SLOs
Cognitora defines two SLO tiers: platform-SLOs that apply to the control plane (the routing decision, the admission queue, the KV cache) and workload-SLOs that the operator owns (TTFT and TPS for each model).
Platform SLOs (CI-gated)
These are the same numbers exposed in the README's perf table. Each
PR runs the perf harness in tests/perf/ and a
regression > 5% of any of them blocks merge.
| SLI | Target | Source |
|---|---|---|
cgn_router_routing_decision_seconds p99 | < 500 µs / vCPU | cgn-router::routing::score |
| HTTP overhead (router p99 − engine p99) | < 3 ms | tests/perf/router_overhead.rs |
cgn_kvcached_lookup_seconds p99 (warm) | < 200 µs | cgn-kvcached RAM tier |
cgn_kvcached_lookup_seconds p99 (cold) | < 5 ms | cgn-kvcached SSD tier |
| Cross-node 1 MiB block fetch p99 (10 GbE) | < 12 ms | QUIC transport |
| Cache hit ratio (representative trace) | ≥ 0.55 | cgn:cache_hit_ratio_5m |
| Energy efficiency vs round-robin baseline | ≥ 1.4× | tokens/s ÷ Σ watts |
Workload SLOs
Per-model, owned by whoever runs the deployment. Example targets we ship as defaults:
| Model class | TTFT p95 | Tokens/s p50 (per stream) |
|---|---|---|
| Small (≤8B) | 200 ms | 60 |
| Mid (≤30B) | 500 ms | 35 |
| Large | 1.0 s | 18 |
The router's admission control rejects requests once a node would
violate the configured [router.admission].ttft_slo_ms for the
model. That ttft_slo_ms value should be set per-cluster from the
matching tier above.
Error budgets
A 30-day rolling window. Every SLO above gets a 99.5% target by default — that's 3.6 hours of error budget per month. The Helm chart's PrometheusRules emit:
cgn:slo_burn_rate_5m{model=...}— fast burn detector (1h, 14.4×)cgn:slo_burn_rate_1h{model=...}— slow burn detector (6h, 6×)

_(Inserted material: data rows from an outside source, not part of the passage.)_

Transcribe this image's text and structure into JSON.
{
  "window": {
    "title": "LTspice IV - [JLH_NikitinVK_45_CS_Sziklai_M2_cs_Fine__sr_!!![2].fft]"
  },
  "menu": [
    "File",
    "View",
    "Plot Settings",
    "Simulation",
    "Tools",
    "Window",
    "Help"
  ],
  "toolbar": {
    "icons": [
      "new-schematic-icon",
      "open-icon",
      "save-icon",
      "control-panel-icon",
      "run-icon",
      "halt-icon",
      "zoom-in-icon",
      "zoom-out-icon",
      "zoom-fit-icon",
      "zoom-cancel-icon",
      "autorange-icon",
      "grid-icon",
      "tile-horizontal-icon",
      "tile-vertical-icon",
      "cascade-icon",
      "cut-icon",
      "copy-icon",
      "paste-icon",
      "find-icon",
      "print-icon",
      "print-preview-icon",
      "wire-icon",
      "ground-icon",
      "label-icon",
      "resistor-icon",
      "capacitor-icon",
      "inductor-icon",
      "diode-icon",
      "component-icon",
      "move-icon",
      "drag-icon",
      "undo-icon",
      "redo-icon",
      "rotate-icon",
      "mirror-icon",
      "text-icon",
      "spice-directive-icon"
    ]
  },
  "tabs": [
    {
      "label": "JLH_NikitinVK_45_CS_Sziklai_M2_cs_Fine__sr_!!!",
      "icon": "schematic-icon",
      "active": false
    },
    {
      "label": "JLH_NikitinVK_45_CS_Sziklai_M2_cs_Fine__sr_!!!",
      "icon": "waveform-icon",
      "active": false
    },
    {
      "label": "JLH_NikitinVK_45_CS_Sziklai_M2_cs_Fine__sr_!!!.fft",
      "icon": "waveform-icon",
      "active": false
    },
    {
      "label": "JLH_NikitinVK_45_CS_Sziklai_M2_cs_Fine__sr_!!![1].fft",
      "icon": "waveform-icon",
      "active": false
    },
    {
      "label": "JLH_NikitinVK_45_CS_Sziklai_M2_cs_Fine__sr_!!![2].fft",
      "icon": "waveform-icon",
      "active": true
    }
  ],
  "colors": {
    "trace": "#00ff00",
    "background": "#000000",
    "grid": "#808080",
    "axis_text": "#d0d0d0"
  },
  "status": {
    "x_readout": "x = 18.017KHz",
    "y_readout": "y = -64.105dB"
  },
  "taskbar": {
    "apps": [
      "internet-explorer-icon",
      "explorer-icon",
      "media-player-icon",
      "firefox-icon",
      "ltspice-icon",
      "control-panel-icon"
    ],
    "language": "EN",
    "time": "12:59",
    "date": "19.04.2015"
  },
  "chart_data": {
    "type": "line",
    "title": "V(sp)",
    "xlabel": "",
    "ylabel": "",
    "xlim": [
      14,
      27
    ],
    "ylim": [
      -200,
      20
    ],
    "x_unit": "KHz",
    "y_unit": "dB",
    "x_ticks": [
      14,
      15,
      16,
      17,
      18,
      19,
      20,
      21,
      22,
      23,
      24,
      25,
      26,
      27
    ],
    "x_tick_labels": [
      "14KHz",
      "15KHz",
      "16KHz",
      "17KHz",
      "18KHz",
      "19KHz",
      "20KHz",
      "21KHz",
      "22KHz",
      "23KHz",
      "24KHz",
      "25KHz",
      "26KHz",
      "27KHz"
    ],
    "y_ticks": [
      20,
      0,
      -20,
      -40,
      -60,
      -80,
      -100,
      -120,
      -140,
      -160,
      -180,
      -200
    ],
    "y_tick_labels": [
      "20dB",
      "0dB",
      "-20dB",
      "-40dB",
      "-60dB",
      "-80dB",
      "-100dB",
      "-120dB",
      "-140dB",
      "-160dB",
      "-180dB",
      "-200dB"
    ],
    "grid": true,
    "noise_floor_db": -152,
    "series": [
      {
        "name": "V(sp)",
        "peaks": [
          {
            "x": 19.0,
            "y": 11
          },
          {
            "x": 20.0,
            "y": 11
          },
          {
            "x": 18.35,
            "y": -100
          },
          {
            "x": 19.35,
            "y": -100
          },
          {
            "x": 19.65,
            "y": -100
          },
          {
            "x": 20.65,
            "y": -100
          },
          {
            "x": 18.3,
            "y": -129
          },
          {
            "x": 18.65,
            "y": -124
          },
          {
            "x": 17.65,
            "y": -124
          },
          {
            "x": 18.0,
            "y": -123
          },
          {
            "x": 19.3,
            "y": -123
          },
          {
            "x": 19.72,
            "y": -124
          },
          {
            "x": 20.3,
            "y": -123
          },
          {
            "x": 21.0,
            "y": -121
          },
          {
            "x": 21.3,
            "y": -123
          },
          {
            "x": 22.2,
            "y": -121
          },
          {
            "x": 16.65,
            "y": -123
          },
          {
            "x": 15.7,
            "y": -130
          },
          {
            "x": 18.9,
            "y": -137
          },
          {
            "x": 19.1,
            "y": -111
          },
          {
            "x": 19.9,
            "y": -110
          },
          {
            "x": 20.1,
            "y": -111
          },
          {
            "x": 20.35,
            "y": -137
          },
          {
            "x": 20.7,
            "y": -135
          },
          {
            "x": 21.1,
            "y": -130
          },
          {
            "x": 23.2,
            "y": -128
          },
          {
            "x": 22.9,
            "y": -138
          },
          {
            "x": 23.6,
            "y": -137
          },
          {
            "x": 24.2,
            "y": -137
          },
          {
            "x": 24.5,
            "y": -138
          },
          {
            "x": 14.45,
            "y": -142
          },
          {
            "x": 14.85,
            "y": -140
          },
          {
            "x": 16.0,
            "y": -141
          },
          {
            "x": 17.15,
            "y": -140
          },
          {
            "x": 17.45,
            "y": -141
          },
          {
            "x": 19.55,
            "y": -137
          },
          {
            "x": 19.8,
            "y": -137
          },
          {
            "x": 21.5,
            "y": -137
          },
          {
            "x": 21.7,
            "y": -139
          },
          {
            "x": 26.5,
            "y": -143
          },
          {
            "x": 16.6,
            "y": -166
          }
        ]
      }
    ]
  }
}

Alerts fire when both windows are burning above their multiplier.
How we keep them honest
- Every PR runs the perf harness. It uses synthetic prompts and pre-warmed KV blocks so the numbers are reproducible. CI fails if p99 regresses > 5%.
- Release builds publish the numbers to the GitHub Release page so every tag has a reproducible baseline.
- Production scrapes the same series. The dashboards alert on real traffic; we don't lean on synthetic-only.